Mamá me regaló una crema antiarrugas. Ese hecho, por sí sólo, valdría una reflexión, pero el problema no es la crema en sí. Creo que el problema es el frasco, el pote, el envase.
A la crema la usé con mucho gusto. Hace como un mes me pareció que se estaba terminando y compré otra. Pero a la de mami le quedaba un poco, así que la dejé boca abajo.
Empecé a ponerme de la nueva. Todos los días, cuando termino de untármela, saco un restito de la de mami, con la esperanza de que sea la última vez. Pero sigue saliendo. Y me pongo de esa también.
A veces la cara ya no puede absorber más y me la desparramo en los brazos. Cuando me parece demasiado derroche, la cierro y pienso: “mañana se termina seguro” y la dejo boca arriba. Pero no se acaba.
No quiero pensar que el frasco está endiablado y se rellena solo. Sólo trato de ver por qué me falta valor para tirarlo de una vez. Tener dos cremas en la pileta me deja sin espacio para el jabón, por ejemplo, pero no me decido a hacer nada.

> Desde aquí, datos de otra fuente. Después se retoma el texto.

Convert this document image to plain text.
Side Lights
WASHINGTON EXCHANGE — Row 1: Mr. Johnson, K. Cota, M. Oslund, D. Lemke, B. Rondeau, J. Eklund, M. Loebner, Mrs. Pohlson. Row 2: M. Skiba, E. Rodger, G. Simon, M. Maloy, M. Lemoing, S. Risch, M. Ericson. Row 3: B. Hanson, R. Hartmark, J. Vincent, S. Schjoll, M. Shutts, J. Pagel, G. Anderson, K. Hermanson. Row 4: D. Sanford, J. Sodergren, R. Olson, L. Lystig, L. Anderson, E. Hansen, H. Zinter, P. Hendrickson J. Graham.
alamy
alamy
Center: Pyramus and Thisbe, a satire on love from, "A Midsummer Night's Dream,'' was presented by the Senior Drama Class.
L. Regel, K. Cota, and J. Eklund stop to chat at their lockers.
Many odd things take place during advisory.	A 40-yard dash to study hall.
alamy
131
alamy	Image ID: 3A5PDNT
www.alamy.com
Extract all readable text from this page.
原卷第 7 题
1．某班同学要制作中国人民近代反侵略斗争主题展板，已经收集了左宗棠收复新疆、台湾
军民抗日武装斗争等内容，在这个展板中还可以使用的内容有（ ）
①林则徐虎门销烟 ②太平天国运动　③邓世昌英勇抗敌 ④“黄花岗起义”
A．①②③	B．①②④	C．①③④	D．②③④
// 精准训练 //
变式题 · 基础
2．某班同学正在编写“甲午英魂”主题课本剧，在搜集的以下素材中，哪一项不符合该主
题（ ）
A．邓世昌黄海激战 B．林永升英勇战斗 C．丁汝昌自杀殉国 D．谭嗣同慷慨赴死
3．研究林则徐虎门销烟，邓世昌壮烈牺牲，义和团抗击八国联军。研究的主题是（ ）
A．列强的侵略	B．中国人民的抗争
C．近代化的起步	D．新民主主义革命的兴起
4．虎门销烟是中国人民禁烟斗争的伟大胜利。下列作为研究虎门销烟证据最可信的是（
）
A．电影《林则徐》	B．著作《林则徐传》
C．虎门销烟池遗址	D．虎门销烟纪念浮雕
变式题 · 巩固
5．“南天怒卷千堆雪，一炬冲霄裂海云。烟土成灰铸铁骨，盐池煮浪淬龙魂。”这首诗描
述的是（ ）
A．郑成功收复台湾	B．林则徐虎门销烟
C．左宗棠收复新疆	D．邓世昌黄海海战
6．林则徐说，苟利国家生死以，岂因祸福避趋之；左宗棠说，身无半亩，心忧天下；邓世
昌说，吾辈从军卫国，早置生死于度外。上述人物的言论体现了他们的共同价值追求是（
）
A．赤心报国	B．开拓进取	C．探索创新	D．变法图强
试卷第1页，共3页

Me pregunto si esa indecisión es hija de mi masoquismo… Ese mismo masoquismo que siempre me hace prolongar las incomodidades o mirar primero el “Correo no deseado” en el Hotmail.
También puede ser avaricia, o castigo divino por hacerle frente al paso del tiempo. O puede ser una prueba más de que las cosas que nos dan las madres duran para siempre.
2 comentarios:
Es una metáfora de la soledad, interminable.
Te digo lo q yo hago SIEMPRE antes de tirar un frasco de crema: lo apuñalo con la punta de un cuchillo o tijera abierta y lo corto al medio, así puedo llegar al interior del mismo y rescatar con el dedo hasta el último gramo de crema. Recién ahí queda libre el lugar en mi mueble del baño.